As eleições presidenciais de 2018 no Brasil foram marcadas por denúncias de envios massivos de mensagens pelo WhatsApp e pela viralização de notícias falsas através do app de mensageria. Desde então, o combate ao mau uso da plataforma virou prioridade da Justiça Eleitoral, que estabeleceu uma série de regras e promoveu ações de conscientização. Paralelamente, entrou em vigor a Lei Geral de Proteção de Dados (LGPD) e há um projeto de lei de criminalização de fake news em discussão no Congresso. É neste novo contexto que começam as campanhas para eleições de prefeitos em 2020. Mobile Time fez um levantamento nos sites dos candidatos às prefeituras do Rio de Janeiro e São Paulo e constatou que menos da metade apresentam o WhatsApp como um canal oficial de suas campanhas. E uma minoria está efetivamente utilizando-o para a mobilização de seus militantes.

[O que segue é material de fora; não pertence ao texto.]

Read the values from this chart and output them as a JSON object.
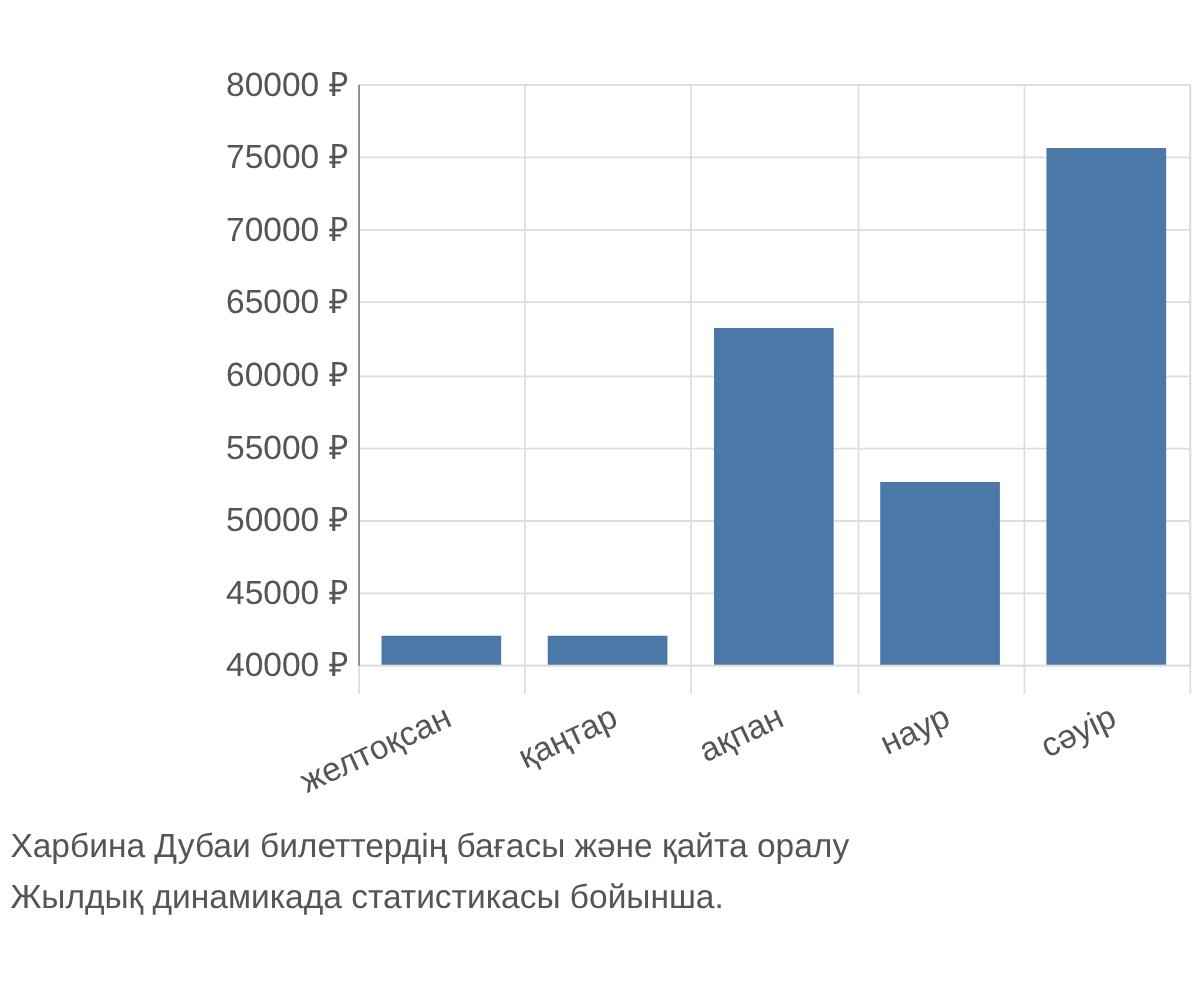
{
  "chart_data": {
    "type": "bar",
    "categories": [
      "желтоқсан",
      "қаңтар",
      "ақпан",
      "наур",
      "сәуір"
    ],
    "values": [
      42000,
      42000,
      63200,
      52600,
      75600
    ],
    "color": "#4c78a8",
    "ylim": [
      40000,
      80000
    ],
    "yticks": [
      {
        "value": 40000,
        "label": "40000 ₽"
      },
      {
        "value": 45000,
        "label": "45000 ₽"
      },
      {
        "value": 50000,
        "label": "50000 ₽"
      },
      {
        "value": 55000,
        "label": "55000 ₽"
      },
      {
        "value": 60000,
        "label": "60000 ₽"
      },
      {
        "value": 65000,
        "label": "65000 ₽"
      },
      {
        "value": 70000,
        "label": "70000 ₽"
      },
      {
        "value": 75000,
        "label": "75000 ₽"
      },
      {
        "value": 80000,
        "label": "80000 ₽"
      }
    ],
    "grid": true,
    "annotations": [
      "Харбина Дубаи билеттердің бағасы және қайта оралу",
      "Жылдық динамикада статистикасы бойынша."
    ]
  }
}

Na capital fluminense, seis dos 14 candidatos divulgam o WhatsApp em seus sites: Benedita da Silva (PT), Eduardo Bandeira de Mello (Rede), Eduardo Paes (DEM), Fred Luz (Novo), Martha Rocha (PDT) e Renata Souza (PSOL). A candidata Clarissa Garotinho (PROS) informa em seu site que terá o WhatsApp em breve, mas até o fechamento desta edição não estava disponível. Em São Paulo, são seis de 14: Andrea Matarazzo (PSD), Filipe Sabará (Novo), Guilherme Boulos (PSOL), Marina Helou (Rede), Orlando Silva (PCdoB) e Vera Lucia (PSTU).
O opt-in para a comunicação com os eleitores é obtido pelo site ou redes sociais dos candidatos, seja com formulários ou com links diretos para uma conversa dentro do WhatsApp, na qual um bot ou um assessor de campanha completa o processo de cadastro. Este é um passo muito importante, exigido tanto pela Justiça Eleitoral quanto pela LGPD: os candidatos só podem enviar mensagens para eleitores que tiverem concedido expressamente essa autorização (veja no pé desta matéria como os sites de alguns candidatos apresentam a comunicação pelo WhatsApp).
Mobilização da militância
São poucas as campanhas que já começaram efetivamente a utilizar o WhatsApp para a distribuição de conteúdo e para mobilização de apoiadores que solicitaram através de seus sites. Mobile Time se inscreveu no WhatsApp de todos os candidatos do Rio que disponibilizam o canal. As únicas campanhas que estão fazendo uma organização automatizada dos voluntários que chegam pelo WhatsApp até agora são as de Benedita da Silva, Martha Rocha e Renata Souza. Nas campanhas de Fred Luz e de Bandeira de Mello é preciso conversar com um assessor. No WhatsApp de Eduardo Paes, candidato que lidera as pesquisas, não houve qualquer resposta à mensagem enviada pela redação no número oficial da campanha.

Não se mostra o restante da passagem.